A Downturn Is Coming, But Its Overall CRE Impact Is Anyone’s Guess
Speculation about the next downturn in the U.S. economy has become the official sport of the commercial real estate community while markets continue to grow. Experts still say a correction is on the horizon, but opinions differ as to how much impact it will have.
“It doesn’t seem like there’s something on the horizon to forecast a sharp downturn,” PricewaterhouseCoopers Director of Real Estate Research Andrew Warren said during a panel last week at the Urban Land Institute’s Fall Meeting in Boston. “Nobody necessarily thinks we have to end the economic expansion.”
The panel was for an early release of ULI’s 2019 Emerging Trends in Real Estate report, which surveyed and interviewed 2,300 industry experts on where they felt CRE was heading in the coming years. The report, and some of the other panelists, felt the market was heading toward a profit plateau rather than a downward spiral. A new era demands new thinking, according to the report.
Panelists pointed toward global examples of why the ongoing era of economic expansion might not be as abnormal as some CRE naysayers might think.
At 114 months and counting, the U.S. economy has been expanding since June 2009 and is the second-longest streak of its kind in U.S. history. The longest streak ran 120 months from March 1991 to March 2001. While some might expect the economy not to have much runway left, the longest U.S. cycles don’t even crack the top five for global examples of longevity in economic growth. Australia is the global leader, at 324 months and counting since 1991.

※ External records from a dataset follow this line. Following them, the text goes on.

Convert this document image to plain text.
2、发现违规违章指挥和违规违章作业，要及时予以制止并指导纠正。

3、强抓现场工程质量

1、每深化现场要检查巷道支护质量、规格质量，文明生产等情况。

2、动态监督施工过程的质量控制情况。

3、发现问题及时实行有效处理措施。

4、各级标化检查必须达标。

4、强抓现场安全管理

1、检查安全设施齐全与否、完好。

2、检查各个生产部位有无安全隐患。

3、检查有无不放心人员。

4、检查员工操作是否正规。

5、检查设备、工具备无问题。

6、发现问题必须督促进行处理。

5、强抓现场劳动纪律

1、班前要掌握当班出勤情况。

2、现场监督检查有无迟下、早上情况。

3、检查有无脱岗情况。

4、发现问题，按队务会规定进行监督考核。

“Perhaps cricket is the right sport to compare it to than baseball,” PwC Regional Business Development Leader Mitch Roschelle said. “The longest cricket match is nine days.”
Slower growth this cycle compared to ones in the past is a factor in the optimism for more expansion in the years ahead. Gross domestic product growth in the U.S. has hovered around 2% for much of the cycle, and the Congressional Budget Office released a forecast in April showing average growth of 1.9% through 2028, according to the report. This unremarkable growth is expected to eventually lead to a plateauing of real estate transaction volume. But one panelist wasn’t as optimistic as the rest.
“I remember in the run-up to [the] last downturn the chatter of ‘Are we done with cycles?’ and the nod to Australia’s ongoing economic expansion,” Heitman Managing Director Mary Ludgin said. “I think it’s a bit delusional to think we’re done with cycles.”
Although she felt 2019 will still be a good year for real estate, Ludgin said factors like rising interest rates and a maturing of some of the benefits to the recent tax overhaul would push the economy toward a downturn.
Fear of what might happen with global economic growth was only ranked as moderately important to the ULI respondents, but interest rates, capital costs, available talent and job growth were all ranked as highly important in the survey.
While she may have had a more pessimistic outlook than others on the panel, Ludgin said the next downturn wouldn’t be like the global financial crisis of 2008. Instead, she expected it to mirror the tech bust of the 2001 downturn. That correction was concentrated, and some markets were even able to avoid the repercussions of the dot-com bubble burst.
“There will be a recession, but it will be over so quickly you will have a harder time measuring it,” ULI Global Chairman Tom Toomey said. “Information flow being at a higher velocity means people make decisions quicker.”
Improved reporting and information since the last recession will enable leaders to correct behavior quickly in the next downturn and move forward with recovery. Despite the expectation of a looming correction, panelists remained optimistic about certain markets, like Dallas, Raleigh and the conference host city of Boston as well as the industry being on much stronger footing than it was in 2007 pre-Great Recession.
“It seems like there is a lot more room to run in terms of economic recovery,” Roschelle said. “If we do find ourselves in a recession, a real estate asset class will not have caused this one.”